I like how fast Em Client is, but I can’t use this knowing I have to check absolutely everything to be certain its not deleting any files I want to keep.

I’ve had to go through a lot of folders as I’ve had multiple PC failures from parents etc and backed stuff up anyway I can. Now i’ve got a chance to go through everything to get rid of duplicates and this is the one app that i’ve found doesn’t do what I was hoping for. 

I think EM Client needs to give control to the end user and give us a choice of what we want checked, so at least that way we know what is being covered.

Oh well, looks like im going back to thunderbird.

Considering trying the Deduplicator on emails, does it work in version 8?

Yes, it works.

Depending on which section of eM Client you use it on you will have different options on what to do with the duplicates. For messages and events that is delete or move because it is looking for exact duplicates. Contacts are a little different, and that section also allows you to merge the duplicates because it looks for similar contacts.

Ok, I am mostly interested in mail and folder dups. Does it compare folders as well or just at the message level?

It compares messages. You can choose to compare all messages within a single folder, or across a selection of folders.

Hi eM’ies :ice_cream:

this thread is quite old but it seems, there is no further development in this area?
As my question belongs (nearly) to the same topic

I really love the eMClient, but the “Deduplication” extra broke my heart. i cant believe that this extra was written from the same developers as the eMClient. Otherwise im really scared.

No way to choose which “Duplicate” to choose for deletion? (searchresult over more folders)
Or did i miss somethig? i dont think that this feature is given in the commercial version?

btw. in my world, “deduplilcation” is not the same like duplicates, but anyway.

Thanks for your feedback in advance

Yes, you missed something.

If you click on a duplicate in the list, where it says 1 duplicates, an additional option opens where you can select which to delete.

The exact same feature is there regardless of which license you have activated.

The term deduplication refers generally to eliminating duplicate or redundant information. :wink:

Thanks Gary,
i would love to see only one duplicate in my results, but you can imagine, i´ve more than that.
Otherwise (on my perspective) i have no need to use this extra feature.

to be short:
I ve a huge amount of duplicates in the results and each time, eM decided to keep items in the wrong Folder that i wish to keep.
Who is saying, that i have to go over hundreds of items to configure each?
Extra-Feature? Timesaver? maybe with <10 results…thats my point.
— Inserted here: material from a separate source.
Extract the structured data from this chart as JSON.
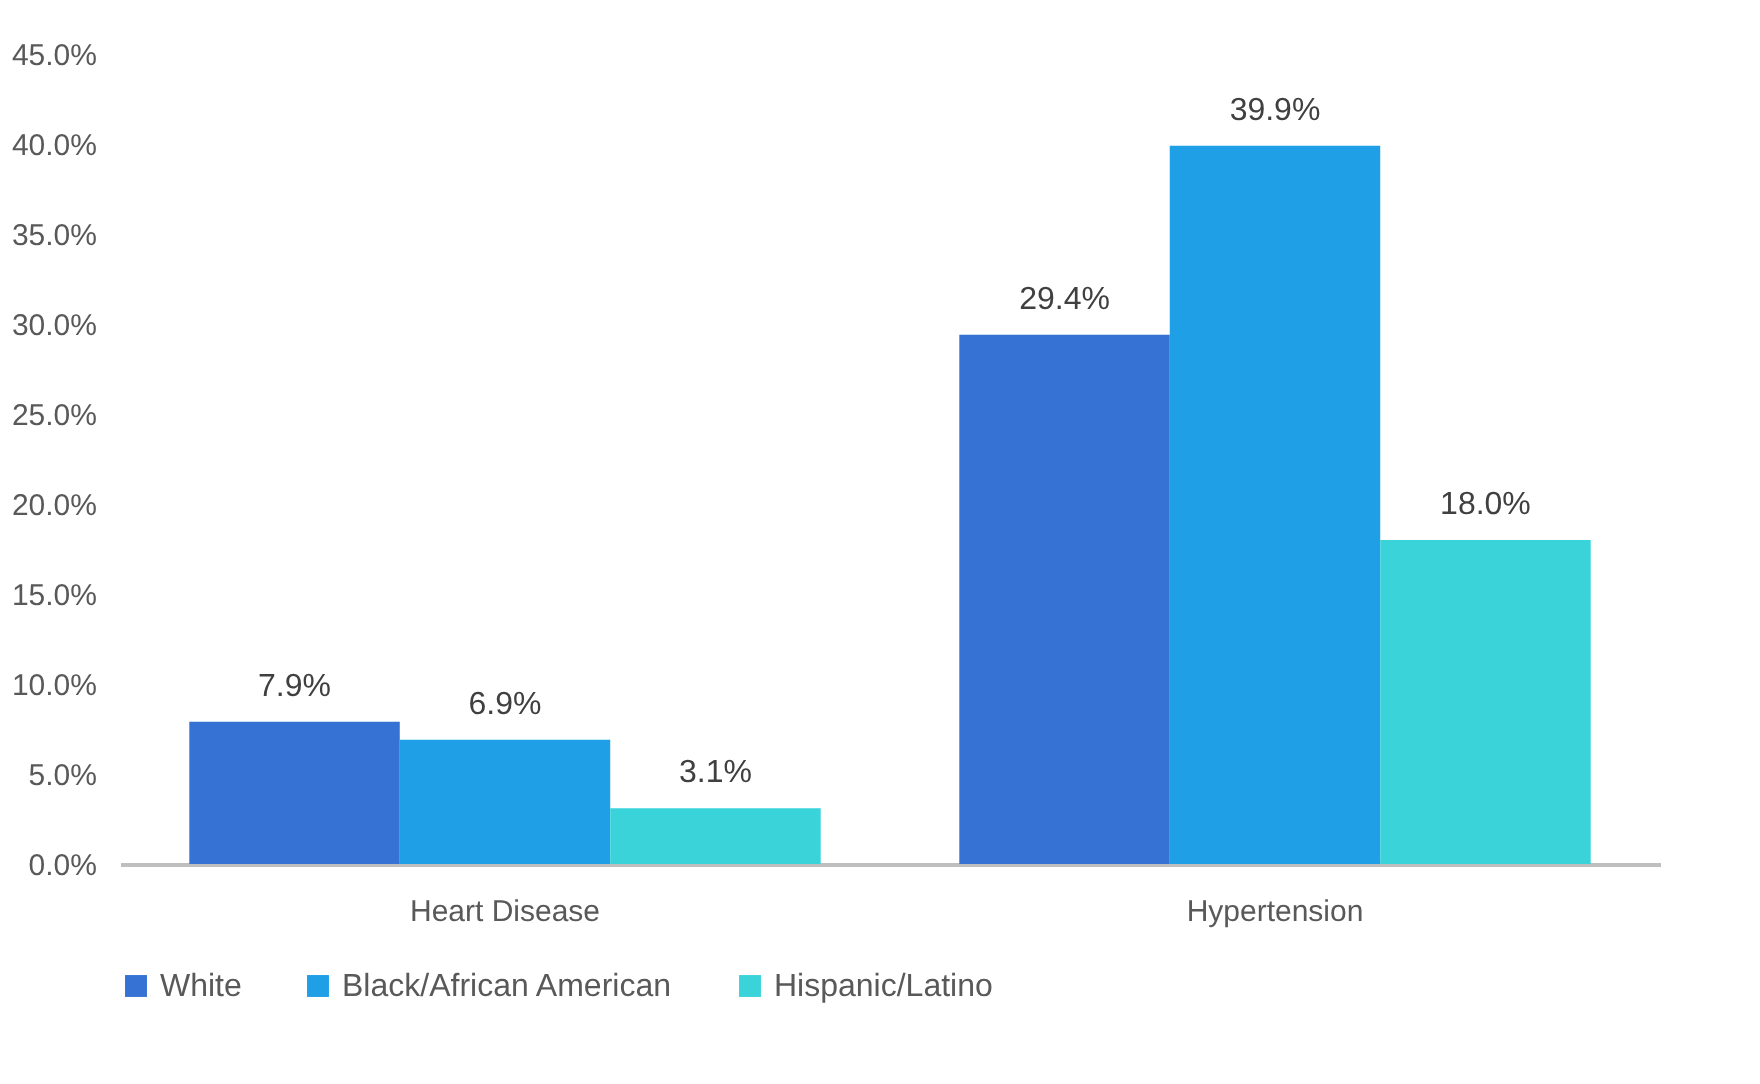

I hope you have know a good idea from what im talking, and more than that, you have an good solution that ive still missed ?

Your example is fine, and yes, it shows exactly my problem.
There is only a way to configure “keep/remove” in the results, and only once for EACH result.
There is no way to say,
-> keep all found items in this Folder, dont touch
-> remove from this folder

No there isn’t.

The Deduplicator is a basic tool provided to assist you in removing duplicates because of mistakes you have made. You will need to go through the list and decide for each one what to do. Then it is done and hopefully you don’t copy messages again into multiple folders.